Pharmacokinetics, Pharmacodynamics, and Drug Metabolism, Merck & Co., Inc., Kenilworth, NJ, USA.
Division of Pharmacometrics, Office of Clinical Pharmacology, Office of Translational Sciences, Center for Drug Evaluation and Research, US Food and Drug Administration, Silver Spring, MD, USA.
J Clin Pharmacol. 2018 Mar;58(3):364-376. doi: 10.1002/jcph.1022. Epub 2017 Oct 27.
Dose recommendations for specific populations are not always provided and, when available, typically rely on empirical derivation from a small fraction of the general population. In this study, a prediction/confirmation framework was applied to 2 model-based methods, physiologically based pharmacokinetics (PBPK) and a static model, to evaluate their ability to predict clearance in mild, moderate, and severe renal impairment populations and to inform dosing recommendations in these populations. Simulated renal impairment/healthy subject AUC ratios (AUCRs) from PBPK and static models were compared with observed AUCRs from dedicated clinical studies in renal impairment subjects for 7 drugs eliminated primarily by renal clearance. Both PBPK and static model predictions were within 2-fold of observed AUCRs for most compounds across all renal impairment categories. Predictions were generally more accurate for the mild and moderate renal impairment populations, with the majority of AUCR predictions within 80% to 125% of observed values for both methods. However, the accuracy of predictions was lower for the severe renal impairment population using the PBPK method. Given the accuracy observed, both methods may be suitable for prospective predictions for early decision-making, but are likely not sufficient sole justification for dose recommendations. There is a need to assess a larger database of compounds to enhance the predictive power of currently available tools.

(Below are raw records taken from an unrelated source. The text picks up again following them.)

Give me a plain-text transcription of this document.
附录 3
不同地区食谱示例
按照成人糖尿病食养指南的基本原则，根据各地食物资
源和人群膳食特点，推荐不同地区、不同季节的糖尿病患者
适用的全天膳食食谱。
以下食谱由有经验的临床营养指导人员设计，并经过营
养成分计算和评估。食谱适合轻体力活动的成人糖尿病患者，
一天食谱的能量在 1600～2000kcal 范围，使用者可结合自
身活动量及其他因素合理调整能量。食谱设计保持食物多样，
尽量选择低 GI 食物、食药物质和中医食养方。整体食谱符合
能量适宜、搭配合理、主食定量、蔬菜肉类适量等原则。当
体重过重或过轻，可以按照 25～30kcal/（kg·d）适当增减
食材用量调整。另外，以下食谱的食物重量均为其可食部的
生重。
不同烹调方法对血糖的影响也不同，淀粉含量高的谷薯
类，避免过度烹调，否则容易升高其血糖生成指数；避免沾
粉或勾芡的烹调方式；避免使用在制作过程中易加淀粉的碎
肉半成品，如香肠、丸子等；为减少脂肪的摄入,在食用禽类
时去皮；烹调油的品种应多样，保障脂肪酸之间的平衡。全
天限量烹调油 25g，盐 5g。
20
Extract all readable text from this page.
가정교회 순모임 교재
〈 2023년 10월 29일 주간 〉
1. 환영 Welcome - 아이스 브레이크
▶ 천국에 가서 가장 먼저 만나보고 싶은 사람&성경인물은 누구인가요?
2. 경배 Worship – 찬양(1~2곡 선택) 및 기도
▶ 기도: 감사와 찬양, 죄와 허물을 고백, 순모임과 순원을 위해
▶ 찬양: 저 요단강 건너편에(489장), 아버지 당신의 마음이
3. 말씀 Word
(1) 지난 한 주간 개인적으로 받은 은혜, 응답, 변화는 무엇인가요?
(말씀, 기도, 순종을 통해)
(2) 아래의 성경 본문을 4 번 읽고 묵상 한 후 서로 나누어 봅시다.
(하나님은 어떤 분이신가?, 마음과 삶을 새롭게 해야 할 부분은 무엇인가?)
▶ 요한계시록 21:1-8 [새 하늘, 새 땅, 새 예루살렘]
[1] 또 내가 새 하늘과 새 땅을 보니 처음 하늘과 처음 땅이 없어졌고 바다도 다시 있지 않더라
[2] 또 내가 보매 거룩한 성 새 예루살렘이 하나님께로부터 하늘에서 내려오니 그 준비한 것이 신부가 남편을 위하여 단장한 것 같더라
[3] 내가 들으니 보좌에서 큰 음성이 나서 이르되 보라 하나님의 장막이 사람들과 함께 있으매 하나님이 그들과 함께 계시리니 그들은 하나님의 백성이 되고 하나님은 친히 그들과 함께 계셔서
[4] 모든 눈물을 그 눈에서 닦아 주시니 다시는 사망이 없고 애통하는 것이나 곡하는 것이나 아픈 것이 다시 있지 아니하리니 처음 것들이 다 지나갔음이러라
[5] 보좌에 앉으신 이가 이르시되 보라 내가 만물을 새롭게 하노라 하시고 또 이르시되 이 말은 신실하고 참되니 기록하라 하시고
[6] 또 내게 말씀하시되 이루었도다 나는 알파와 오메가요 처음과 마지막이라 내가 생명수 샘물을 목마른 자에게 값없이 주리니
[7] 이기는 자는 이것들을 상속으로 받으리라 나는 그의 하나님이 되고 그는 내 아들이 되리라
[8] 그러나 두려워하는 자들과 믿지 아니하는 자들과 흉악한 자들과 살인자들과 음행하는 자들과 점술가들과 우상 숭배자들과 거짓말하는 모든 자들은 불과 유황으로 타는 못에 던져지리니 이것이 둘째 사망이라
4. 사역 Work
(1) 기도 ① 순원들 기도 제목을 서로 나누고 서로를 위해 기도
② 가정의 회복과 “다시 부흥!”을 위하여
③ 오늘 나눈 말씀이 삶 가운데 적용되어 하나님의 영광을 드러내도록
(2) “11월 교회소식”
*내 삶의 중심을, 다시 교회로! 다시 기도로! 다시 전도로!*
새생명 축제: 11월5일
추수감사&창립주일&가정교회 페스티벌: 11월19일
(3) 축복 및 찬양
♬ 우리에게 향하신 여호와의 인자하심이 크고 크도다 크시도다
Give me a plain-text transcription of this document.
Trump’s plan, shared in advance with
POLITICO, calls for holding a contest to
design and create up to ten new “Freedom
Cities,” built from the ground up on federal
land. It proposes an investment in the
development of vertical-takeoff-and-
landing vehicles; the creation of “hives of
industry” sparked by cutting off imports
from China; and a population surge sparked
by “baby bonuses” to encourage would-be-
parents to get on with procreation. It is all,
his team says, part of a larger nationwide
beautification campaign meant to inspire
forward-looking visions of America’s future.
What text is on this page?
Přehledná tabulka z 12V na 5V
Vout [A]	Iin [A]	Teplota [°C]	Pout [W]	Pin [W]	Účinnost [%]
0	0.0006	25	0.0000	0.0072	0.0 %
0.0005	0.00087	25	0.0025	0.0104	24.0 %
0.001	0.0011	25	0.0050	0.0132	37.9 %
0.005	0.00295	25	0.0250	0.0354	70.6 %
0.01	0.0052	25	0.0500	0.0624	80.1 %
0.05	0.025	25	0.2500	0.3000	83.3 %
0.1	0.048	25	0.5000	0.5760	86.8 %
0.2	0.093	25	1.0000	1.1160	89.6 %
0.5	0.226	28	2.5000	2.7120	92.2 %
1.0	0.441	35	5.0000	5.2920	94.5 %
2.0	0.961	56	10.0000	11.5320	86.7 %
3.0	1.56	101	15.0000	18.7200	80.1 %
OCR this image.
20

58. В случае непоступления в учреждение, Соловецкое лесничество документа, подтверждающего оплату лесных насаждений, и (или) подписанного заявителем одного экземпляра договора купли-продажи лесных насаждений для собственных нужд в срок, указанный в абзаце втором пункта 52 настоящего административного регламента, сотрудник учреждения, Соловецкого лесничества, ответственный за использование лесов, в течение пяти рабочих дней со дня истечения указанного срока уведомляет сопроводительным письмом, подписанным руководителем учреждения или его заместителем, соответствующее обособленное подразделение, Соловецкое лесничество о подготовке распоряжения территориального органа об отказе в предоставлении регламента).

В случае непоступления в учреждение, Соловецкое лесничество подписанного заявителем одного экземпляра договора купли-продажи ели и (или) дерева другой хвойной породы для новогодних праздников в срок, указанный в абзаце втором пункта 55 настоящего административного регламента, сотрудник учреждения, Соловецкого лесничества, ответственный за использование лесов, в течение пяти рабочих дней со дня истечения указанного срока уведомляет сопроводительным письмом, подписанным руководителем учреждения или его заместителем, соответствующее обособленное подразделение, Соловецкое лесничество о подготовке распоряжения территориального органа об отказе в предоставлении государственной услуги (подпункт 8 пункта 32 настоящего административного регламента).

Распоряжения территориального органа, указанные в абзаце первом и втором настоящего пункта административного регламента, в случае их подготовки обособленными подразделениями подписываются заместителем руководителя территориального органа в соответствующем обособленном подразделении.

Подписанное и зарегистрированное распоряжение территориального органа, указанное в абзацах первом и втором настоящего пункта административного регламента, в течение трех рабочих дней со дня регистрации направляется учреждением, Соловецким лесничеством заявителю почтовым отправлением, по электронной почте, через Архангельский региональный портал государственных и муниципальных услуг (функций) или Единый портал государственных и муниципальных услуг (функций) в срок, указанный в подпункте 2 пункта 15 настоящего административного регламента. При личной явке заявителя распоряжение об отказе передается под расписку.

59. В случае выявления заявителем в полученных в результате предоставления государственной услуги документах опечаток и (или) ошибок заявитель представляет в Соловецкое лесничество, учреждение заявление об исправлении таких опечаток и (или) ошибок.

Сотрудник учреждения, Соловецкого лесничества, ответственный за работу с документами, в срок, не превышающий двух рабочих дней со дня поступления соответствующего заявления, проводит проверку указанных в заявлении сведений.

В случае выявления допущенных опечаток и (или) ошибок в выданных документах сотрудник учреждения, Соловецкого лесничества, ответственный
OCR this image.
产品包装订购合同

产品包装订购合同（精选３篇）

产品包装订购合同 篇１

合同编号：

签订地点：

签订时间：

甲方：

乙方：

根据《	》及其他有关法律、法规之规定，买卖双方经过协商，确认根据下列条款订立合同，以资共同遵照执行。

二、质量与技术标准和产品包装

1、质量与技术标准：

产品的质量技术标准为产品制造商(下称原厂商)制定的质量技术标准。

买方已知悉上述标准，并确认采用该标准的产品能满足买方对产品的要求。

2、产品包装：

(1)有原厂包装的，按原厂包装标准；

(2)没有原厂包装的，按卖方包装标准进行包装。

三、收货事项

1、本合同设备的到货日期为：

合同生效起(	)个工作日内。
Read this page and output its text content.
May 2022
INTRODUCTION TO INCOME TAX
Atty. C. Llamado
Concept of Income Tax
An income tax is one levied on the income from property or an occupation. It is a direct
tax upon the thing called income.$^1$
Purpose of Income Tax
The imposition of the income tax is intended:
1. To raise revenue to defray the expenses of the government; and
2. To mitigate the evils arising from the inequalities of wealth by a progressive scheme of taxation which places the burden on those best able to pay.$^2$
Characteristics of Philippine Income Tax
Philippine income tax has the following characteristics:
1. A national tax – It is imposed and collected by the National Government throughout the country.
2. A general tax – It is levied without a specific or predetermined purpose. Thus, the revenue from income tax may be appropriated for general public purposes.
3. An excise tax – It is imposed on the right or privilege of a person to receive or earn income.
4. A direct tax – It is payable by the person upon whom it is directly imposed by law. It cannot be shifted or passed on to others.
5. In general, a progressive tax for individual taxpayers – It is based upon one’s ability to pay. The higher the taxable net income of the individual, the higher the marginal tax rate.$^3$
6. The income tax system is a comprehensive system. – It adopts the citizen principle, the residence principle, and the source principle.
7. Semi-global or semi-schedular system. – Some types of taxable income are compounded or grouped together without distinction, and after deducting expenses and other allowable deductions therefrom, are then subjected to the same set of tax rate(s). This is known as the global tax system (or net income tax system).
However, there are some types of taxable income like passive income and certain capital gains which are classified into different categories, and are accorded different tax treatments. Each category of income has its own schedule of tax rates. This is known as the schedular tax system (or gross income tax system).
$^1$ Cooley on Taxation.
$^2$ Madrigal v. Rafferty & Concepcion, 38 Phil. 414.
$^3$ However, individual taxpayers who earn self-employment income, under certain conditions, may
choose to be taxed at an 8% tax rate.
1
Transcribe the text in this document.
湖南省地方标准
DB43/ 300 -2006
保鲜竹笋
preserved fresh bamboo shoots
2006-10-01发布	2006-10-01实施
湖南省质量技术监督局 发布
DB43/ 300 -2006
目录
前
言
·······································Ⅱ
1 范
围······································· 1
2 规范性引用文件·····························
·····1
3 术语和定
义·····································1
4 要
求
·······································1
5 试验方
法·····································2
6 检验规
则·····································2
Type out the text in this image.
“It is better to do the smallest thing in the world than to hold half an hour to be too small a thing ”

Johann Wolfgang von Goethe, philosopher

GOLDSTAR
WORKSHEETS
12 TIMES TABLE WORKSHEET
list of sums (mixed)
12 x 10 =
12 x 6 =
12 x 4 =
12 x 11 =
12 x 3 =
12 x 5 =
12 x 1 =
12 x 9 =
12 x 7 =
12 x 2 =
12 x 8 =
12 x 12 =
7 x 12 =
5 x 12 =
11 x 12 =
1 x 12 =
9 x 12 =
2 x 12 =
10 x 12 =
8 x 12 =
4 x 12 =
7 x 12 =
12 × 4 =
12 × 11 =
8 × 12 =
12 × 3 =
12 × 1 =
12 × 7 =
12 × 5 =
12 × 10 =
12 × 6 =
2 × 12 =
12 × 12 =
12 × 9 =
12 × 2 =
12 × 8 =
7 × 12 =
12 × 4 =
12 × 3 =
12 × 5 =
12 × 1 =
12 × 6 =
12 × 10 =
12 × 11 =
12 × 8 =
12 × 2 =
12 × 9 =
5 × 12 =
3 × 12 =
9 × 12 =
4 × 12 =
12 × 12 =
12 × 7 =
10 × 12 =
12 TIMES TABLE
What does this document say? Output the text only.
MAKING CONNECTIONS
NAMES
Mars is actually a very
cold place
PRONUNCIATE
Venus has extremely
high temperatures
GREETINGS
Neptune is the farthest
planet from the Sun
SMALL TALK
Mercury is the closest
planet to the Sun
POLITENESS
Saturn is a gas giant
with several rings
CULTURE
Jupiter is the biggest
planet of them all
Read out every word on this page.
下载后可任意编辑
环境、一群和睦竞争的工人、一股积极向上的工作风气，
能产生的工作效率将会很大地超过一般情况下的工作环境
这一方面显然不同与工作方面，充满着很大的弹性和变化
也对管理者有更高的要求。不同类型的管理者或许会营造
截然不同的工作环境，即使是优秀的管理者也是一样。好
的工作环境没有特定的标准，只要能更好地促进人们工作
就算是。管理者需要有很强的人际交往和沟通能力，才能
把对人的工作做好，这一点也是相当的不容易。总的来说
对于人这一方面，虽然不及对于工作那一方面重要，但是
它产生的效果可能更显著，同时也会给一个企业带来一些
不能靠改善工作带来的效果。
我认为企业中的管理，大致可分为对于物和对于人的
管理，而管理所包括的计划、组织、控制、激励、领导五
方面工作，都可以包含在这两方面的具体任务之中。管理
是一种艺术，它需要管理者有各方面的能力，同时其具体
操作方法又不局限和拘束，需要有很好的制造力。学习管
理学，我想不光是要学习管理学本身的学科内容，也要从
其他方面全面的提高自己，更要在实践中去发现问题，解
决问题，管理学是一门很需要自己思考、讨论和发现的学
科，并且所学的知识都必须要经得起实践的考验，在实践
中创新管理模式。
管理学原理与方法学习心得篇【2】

对于特定人群,并非总是提供特定的剂量建议,而且在有建议时,通常依赖于从一般人群中的一小部分经验推导。在这项研究中,应用了预测/确认框架来评估 2 种基于模型的方法(生理药代动力学(PBPK)和静态模型),以评估它们在轻度、中度和重度肾功能损害人群中预测清除率的能力,并为这些人群中的剂量建议提供信息。将 PBPK 和静态模型模拟的肾功能损害/健康受试者 AUC 比值(AUCR)与肾功能损害受试者专用临床研究中的观察到的 AUCR 进行比较,用于 7 种主要通过肾脏清除消除的药物。在所有肾功能损害类别中,对于大多数化合物,PBPK 和静态模型的预测都在观察到的 AUCR 的 2 倍以内。对于轻度和中度肾功能损害人群,预测通常更准确,对于这两种方法,大多数 AUCR 预测值都在观察值的 80%到 125%之间。然而,使用 PBPK 方法时,对于重度肾功能损害人群,预测的准确性较低。鉴于观察到的准确性,这两种方法都可能适用于早期决策的前瞻性预测,但不太可能是剂量建议的唯一充分依据。需要评估更大的化合物数据库,以提高现有工具的预测能力。